Adamınız sık sık sinirlenirse ne yapmalısınız? Bu soru birçok kadını endişelendiriyor. Bazen yıllar ve on yıllar kadınların kocalarının kızgınlığına nasıl doğru tepki vereceklerini öğrenmelerine yardımcı olmuyor. Bazılarına tüm hayatı buna yetmez. çalışmak doğru davranışöfkenin nedenini anlamak gerekir. Eğer bu birikmiş ve şimdi kendini hissettiren geçici bir olumsuzluksa, o zaman kendinizi uzaklaştırıp beklemek daha iyidir. Bu durumda erkeğe sorunlarını kendi başına çözme fırsatı vermek önemlidir. Onun olumsuzluğunu absorbe etmenize gerek yok. İnanın çok etkilidir. Adamınız hızla yanacak ve her şey normale dönecek.

Kocanızın kızgınlığı doğrudan sizi ilgilendiriyorsa, kocanız size fiziksel güç kullanıyorsa ve birisini kancaya takmak istiyorsa ve hava buna uygun değilse her şey çok daha karmaşıktır. Bu gibi durumlarda davranışınız koşullara bağlı olmalıdır, ancak sorun ancak sistemik önlemler kullanılarak çözülebilir. Basit ipuçları Eğer hâlâ birlikteyseniz ve kocanızın saldırganlığı sizin dışınızda başka hiçbir nesneyi etkilemiyorsa, size yardım edemeyeceklerdir. Bu durumda, eşinizin saldırganlığının ve öfkesinin nedenlerini bulmanıza yardımcı olacak ve acı çekmemek için bununla nasıl başa çıkacağınız konusunda size tavsiyelerde bulunacak bir psikoloğun yardımına başvurmanız gerekir.

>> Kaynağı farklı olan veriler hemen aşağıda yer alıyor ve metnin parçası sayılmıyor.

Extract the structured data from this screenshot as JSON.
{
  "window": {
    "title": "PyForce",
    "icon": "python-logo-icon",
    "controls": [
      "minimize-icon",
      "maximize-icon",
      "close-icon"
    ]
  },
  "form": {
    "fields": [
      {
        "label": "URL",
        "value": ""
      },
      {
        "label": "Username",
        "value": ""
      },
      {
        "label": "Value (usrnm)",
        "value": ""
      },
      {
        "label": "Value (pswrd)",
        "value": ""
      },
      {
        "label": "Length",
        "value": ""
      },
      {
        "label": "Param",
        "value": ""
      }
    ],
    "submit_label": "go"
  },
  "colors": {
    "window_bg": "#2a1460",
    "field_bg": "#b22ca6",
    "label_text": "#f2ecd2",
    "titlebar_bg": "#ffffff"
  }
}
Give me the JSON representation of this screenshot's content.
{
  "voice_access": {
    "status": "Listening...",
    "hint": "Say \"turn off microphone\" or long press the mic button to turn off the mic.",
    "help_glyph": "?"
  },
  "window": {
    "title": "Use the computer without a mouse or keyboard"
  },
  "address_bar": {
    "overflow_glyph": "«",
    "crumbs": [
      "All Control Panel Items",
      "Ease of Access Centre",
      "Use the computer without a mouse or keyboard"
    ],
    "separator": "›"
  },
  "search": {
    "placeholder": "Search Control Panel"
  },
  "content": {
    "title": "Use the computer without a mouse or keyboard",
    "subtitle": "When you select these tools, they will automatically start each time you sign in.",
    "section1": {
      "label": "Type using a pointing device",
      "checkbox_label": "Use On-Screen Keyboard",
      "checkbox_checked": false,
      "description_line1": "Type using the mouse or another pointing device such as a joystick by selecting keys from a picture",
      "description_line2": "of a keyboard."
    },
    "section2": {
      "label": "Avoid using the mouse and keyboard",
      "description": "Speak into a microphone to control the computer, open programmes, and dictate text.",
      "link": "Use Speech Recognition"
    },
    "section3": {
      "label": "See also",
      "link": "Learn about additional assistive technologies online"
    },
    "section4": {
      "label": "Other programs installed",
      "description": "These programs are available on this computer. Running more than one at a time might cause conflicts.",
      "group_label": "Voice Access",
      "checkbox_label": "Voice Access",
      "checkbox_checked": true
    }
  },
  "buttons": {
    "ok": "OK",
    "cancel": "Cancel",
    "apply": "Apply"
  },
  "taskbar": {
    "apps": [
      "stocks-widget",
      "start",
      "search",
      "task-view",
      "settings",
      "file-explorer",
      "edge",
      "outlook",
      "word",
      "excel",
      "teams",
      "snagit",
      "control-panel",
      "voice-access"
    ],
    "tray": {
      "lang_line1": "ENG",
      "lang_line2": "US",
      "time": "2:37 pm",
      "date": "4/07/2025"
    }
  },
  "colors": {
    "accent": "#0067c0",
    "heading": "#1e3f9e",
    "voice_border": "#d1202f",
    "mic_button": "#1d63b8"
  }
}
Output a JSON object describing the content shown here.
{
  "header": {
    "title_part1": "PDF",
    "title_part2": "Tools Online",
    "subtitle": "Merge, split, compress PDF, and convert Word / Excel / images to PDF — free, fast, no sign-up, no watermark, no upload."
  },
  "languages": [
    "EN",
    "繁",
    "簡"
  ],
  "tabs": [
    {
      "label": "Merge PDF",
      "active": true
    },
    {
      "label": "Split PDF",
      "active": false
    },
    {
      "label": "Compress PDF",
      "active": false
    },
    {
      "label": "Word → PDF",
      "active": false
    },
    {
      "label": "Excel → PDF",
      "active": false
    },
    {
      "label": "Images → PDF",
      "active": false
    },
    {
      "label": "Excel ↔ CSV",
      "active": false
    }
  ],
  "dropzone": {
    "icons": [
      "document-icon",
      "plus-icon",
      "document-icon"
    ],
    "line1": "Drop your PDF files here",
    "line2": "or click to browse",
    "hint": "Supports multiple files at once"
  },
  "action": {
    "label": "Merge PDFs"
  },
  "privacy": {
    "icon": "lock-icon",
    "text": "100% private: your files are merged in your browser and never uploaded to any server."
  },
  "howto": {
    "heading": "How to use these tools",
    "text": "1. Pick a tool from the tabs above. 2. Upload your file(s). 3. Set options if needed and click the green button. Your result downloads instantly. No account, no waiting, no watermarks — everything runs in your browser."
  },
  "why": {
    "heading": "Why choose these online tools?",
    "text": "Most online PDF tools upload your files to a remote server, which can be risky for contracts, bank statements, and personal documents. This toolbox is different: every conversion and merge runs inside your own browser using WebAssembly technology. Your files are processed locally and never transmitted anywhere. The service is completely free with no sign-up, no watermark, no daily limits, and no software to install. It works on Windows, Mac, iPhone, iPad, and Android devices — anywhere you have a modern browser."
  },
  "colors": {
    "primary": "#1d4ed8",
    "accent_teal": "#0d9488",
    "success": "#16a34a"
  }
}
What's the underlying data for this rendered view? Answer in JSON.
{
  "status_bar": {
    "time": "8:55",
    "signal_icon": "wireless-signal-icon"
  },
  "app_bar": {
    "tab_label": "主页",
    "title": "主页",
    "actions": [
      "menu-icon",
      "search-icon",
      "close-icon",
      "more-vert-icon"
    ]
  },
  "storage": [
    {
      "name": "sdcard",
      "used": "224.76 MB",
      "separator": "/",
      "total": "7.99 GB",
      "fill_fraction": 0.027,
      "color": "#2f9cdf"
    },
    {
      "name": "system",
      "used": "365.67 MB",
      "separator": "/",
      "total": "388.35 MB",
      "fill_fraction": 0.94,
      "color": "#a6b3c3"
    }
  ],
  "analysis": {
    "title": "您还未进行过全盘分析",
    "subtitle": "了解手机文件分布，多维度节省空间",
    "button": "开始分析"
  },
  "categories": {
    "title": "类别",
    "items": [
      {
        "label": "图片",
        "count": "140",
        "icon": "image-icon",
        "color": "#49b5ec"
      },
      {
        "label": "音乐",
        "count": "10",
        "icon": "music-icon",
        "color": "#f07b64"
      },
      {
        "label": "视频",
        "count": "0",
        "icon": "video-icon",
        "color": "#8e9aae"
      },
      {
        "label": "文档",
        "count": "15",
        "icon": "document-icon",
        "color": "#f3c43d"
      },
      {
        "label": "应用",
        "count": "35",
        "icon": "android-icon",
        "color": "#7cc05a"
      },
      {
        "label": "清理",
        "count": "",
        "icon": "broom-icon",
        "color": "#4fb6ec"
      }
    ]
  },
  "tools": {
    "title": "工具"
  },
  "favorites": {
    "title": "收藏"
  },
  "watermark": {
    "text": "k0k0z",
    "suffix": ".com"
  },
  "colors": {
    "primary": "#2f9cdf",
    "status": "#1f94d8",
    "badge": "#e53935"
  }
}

Örneğin, eğer erkeğiniz işten eve sinirli bir şekilde geliyorsa ve size kaba davranıyorsa, asıl önemli olan ona aynı şekilde cevap vermemektir. Ona şu anda ihtiyacı olan şeyi, gönül rahatlığını verirseniz çok daha iyi olacaktır. Bir erkeğe davranışından ve ruh halinden hoşlanmadığınızı gösterirseniz, sonunda öfkesi meslektaşlarından veya yönetmeninden çok size akacaktır. Ulaşmaya çalıştığınız şey bu mu?

Sessizce özen ve ilgi gösterebilirsiniz (kucaklayın, öpün, besleyin). Şu anda hiçbir şey söylemeye, hatta sormaya bile gerek yok. İsterse her şeyi kendisi söyleyecektir. Ve günün olaylarıyla ilgili anlatmak istediklerinizi kesinlikle sakin bir şekilde dinleyemeyecektir. Bu bilgiyi daha sakin bir süreye saklamak daha iyidir. Yalnızca bir erkeğe yardım edeceğinden eminseniz ve o zaman yalnızca kaynamanın zirvesi geçtiğinde iletişim kurabilirsiniz.

Çoğu zaman erkekler kadınların manipülasyonlarından ve baskısından rahatsız olurlar. Baskıyı durdurmak saldırganlıktan kaçınmanıza yardımcı olacaktır. Bir erkeğe düzenli olarak baskı uygularsanız, çok sık ve uzun süre sinirlenir. Bu durumda sakinleşmeyecektir. Çoğu zaman kadınlar bu numarayı kullanır. Önce adamla alay ediyorlar, sonra masum bir kız gözüyle, seslerinde kırgınlıkla diyorlar ki: “Ben artık hiçbir şey yapmıyorum… Neden bana bağırıyorsun?

Böyle bir çatışma ancak özür dileyerek ve bunun bir daha olmayacağına dair adama söz vererek çözülebilir. Ancak böyle bir söz vermeye hazır değilseniz, olumsuzluk patlamalarına, öfkeye ve kaçınılmaz skandallara hazırlıklı olun. Ve masumiyetini bile hatırlamamalısın.

Ancak bir adam onu ​​kızdırdığınız için kızgınsa, o zaman ya ayrılık ya da belki bir aile psikolojisi danışmanı yardımcı olacaktır.